Electronic music is music that employs electronic musical instruments and electronic music technology in its production, an electronic musician being a musician who composes and/or performs such music. In general, a distinction can be made between sound produced using electromechanical means and that produced using electronic technology. Examples of electromechanical sound producing devices include the telharmonium, Hammond organ, and the electric guitar. Purely electronic sound production can be achieved using devices such as the theremin, sound synthesizer, and computer.
The first electronic devices for performing music were developed at the end of the 19th century, and shortly afterward Italian Futurists explored sounds that had previously not been considered musical. During the 1920s and 1930s, electronic instruments were introduced and the first compositions for electronic instruments were composed.
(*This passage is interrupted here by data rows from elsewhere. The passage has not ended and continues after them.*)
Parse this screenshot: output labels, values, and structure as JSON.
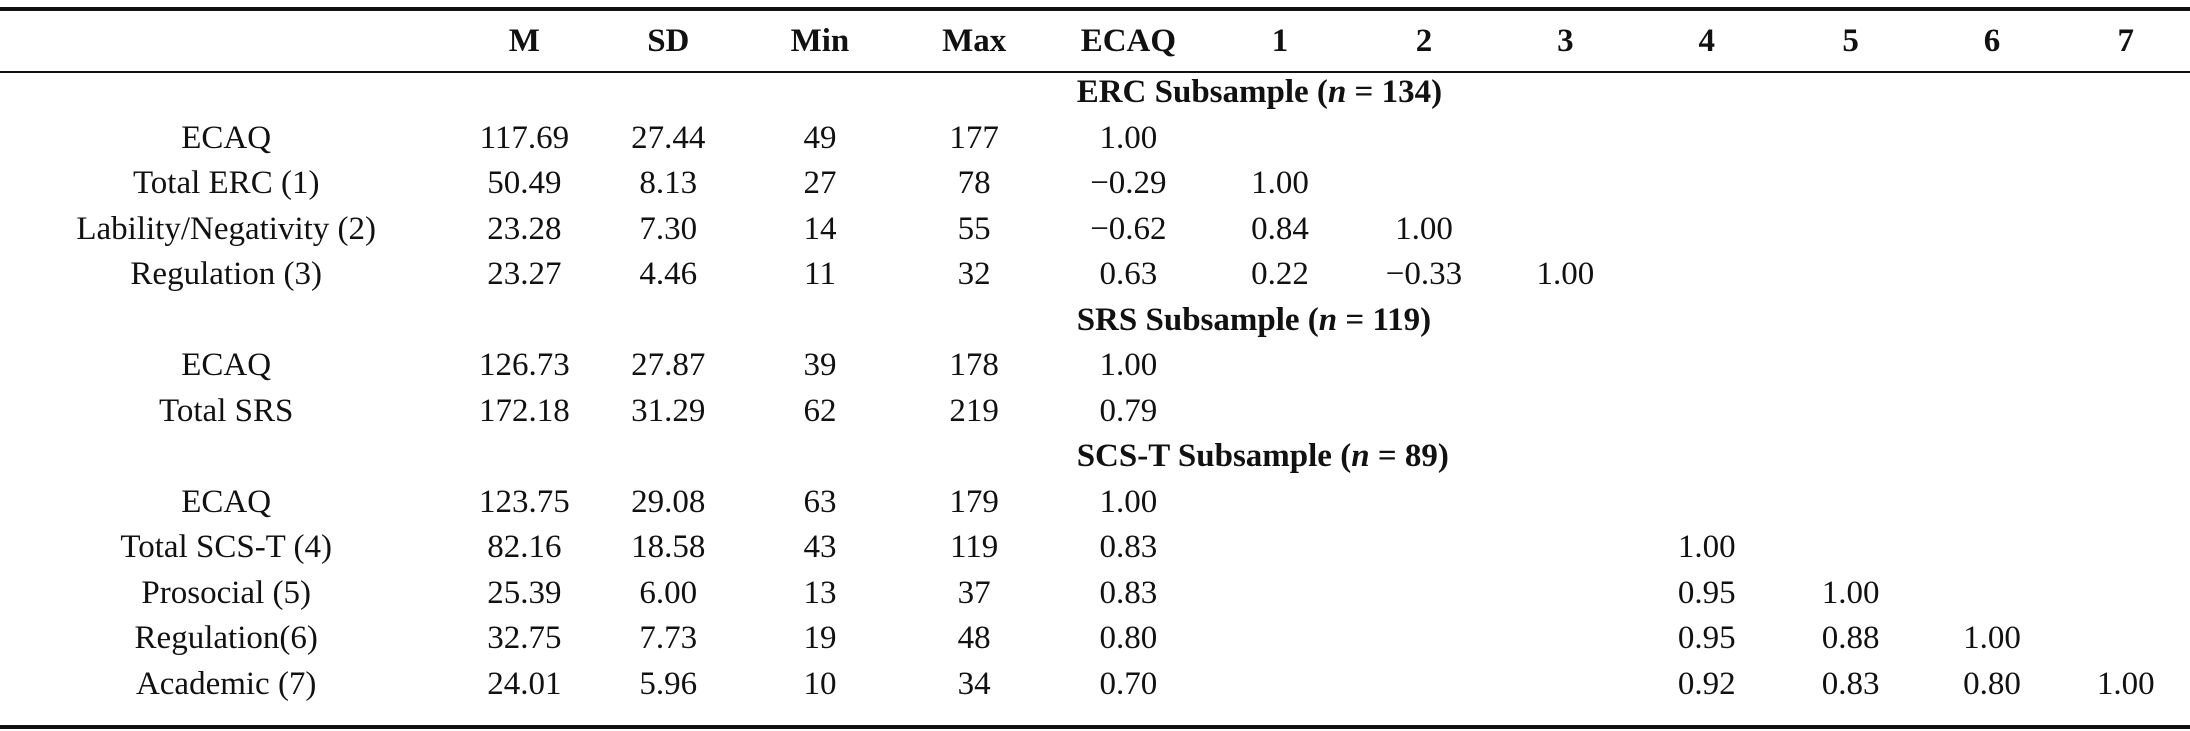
{
  "columns": [
    "",
    "M",
    "SD",
    "Min",
    "Max",
    "ECAQ",
    "1",
    "2",
    "3",
    "4",
    "5",
    "6",
    "7"
  ],
  "sections": [
    {
      "title_prefix": "ERC Subsample (",
      "title_n": "n",
      "title_suffix": " = 134)",
      "rows": [
        {
          "label": "ECAQ",
          "cells": [
            "117.69",
            "27.44",
            "49",
            "177",
            "1.00",
            "",
            "",
            "",
            "",
            "",
            "",
            ""
          ]
        },
        {
          "label": "Total ERC (1)",
          "cells": [
            "50.49",
            "8.13",
            "27",
            "78",
            "−0.29",
            "1.00",
            "",
            "",
            "",
            "",
            "",
            ""
          ]
        },
        {
          "label": "Lability/Negativity (2)",
          "cells": [
            "23.28",
            "7.30",
            "14",
            "55",
            "−0.62",
            "0.84",
            "1.00",
            "",
            "",
            "",
            "",
            ""
          ]
        },
        {
          "label": "Regulation (3)",
          "cells": [
            "23.27",
            "4.46",
            "11",
            "32",
            "0.63",
            "0.22",
            "−0.33",
            "1.00",
            "",
            "",
            "",
            ""
          ]
        }
      ]
    },
    {
      "title_prefix": "SRS Subsample (",
      "title_n": "n",
      "title_suffix": " = 119)",
      "rows": [
        {
          "label": "ECAQ",
          "cells": [
            "126.73",
            "27.87",
            "39",
            "178",
            "1.00",
            "",
            "",
            "",
            "",
            "",
            "",
            ""
          ]
        },
        {
          "label": "Total SRS",
          "cells": [
            "172.18",
            "31.29",
            "62",
            "219",
            "0.79",
            "",
            "",
            "",
            "",
            "",
            "",
            ""
          ]
        }
      ]
    },
    {
      "title_prefix": "SCS-T Subsample (",
      "title_n": "n",
      "title_suffix": " = 89)",
      "rows": [
        {
          "label": "ECAQ",
          "cells": [
            "123.75",
            "29.08",
            "63",
            "179",
            "1.00",
            "",
            "",
            "",
            "",
            "",
            "",
            ""
          ]
        },
        {
          "label": "Total SCS-T (4)",
          "cells": [
            "82.16",
            "18.58",
            "43",
            "119",
            "0.83",
            "",
            "",
            "",
            "1.00",
            "",
            "",
            ""
          ]
        },
        {
          "label": "Prosocial (5)",
          "cells": [
            "25.39",
            "6.00",
            "13",
            "37",
            "0.83",
            "",
            "",
            "",
            "0.95",
            "1.00",
            "",
            ""
          ]
        },
        {
          "label": "Regulation(6)",
          "cells": [
            "32.75",
            "7.73",
            "19",
            "48",
            "0.80",
            "",
            "",
            "",
            "0.95",
            "0.88",
            "1.00",
            ""
          ]
        },
        {
          "label": "Academic (7)",
          "cells": [
            "24.01",
            "5.96",
            "10",
            "34",
            "0.70",
            "",
            "",
            "",
            "0.92",
            "0.83",
            "0.80",
            "1.00"
          ]
        }
      ]
    }
  ]
}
By the 1940s, magnetic audio tape allowed musicians to tape sounds and then modify them by changing the tape speed or direction, leading to the development of electroacoustic tape music in the 1940s, in Egypt and France. Musique concrète, created in Paris in 1948, was based on editing together recorded fragments of natural and industrial sounds. Music produced solely from electronic generators was first produced in Germany in 1953. Electronic music was also created in Japan and the United States beginning in the 1950s. An important new development was the advent of computers for the purpose of composing music. Algorithmic composition was first demonstrated in Australia in 1951.
In America and Europe, live electronics were pioneered in the early 1960s. During the 1970s to early 1980s, the monophonic Minimoog became once the most widely used synthesizer at that time in both popular and electronic art music.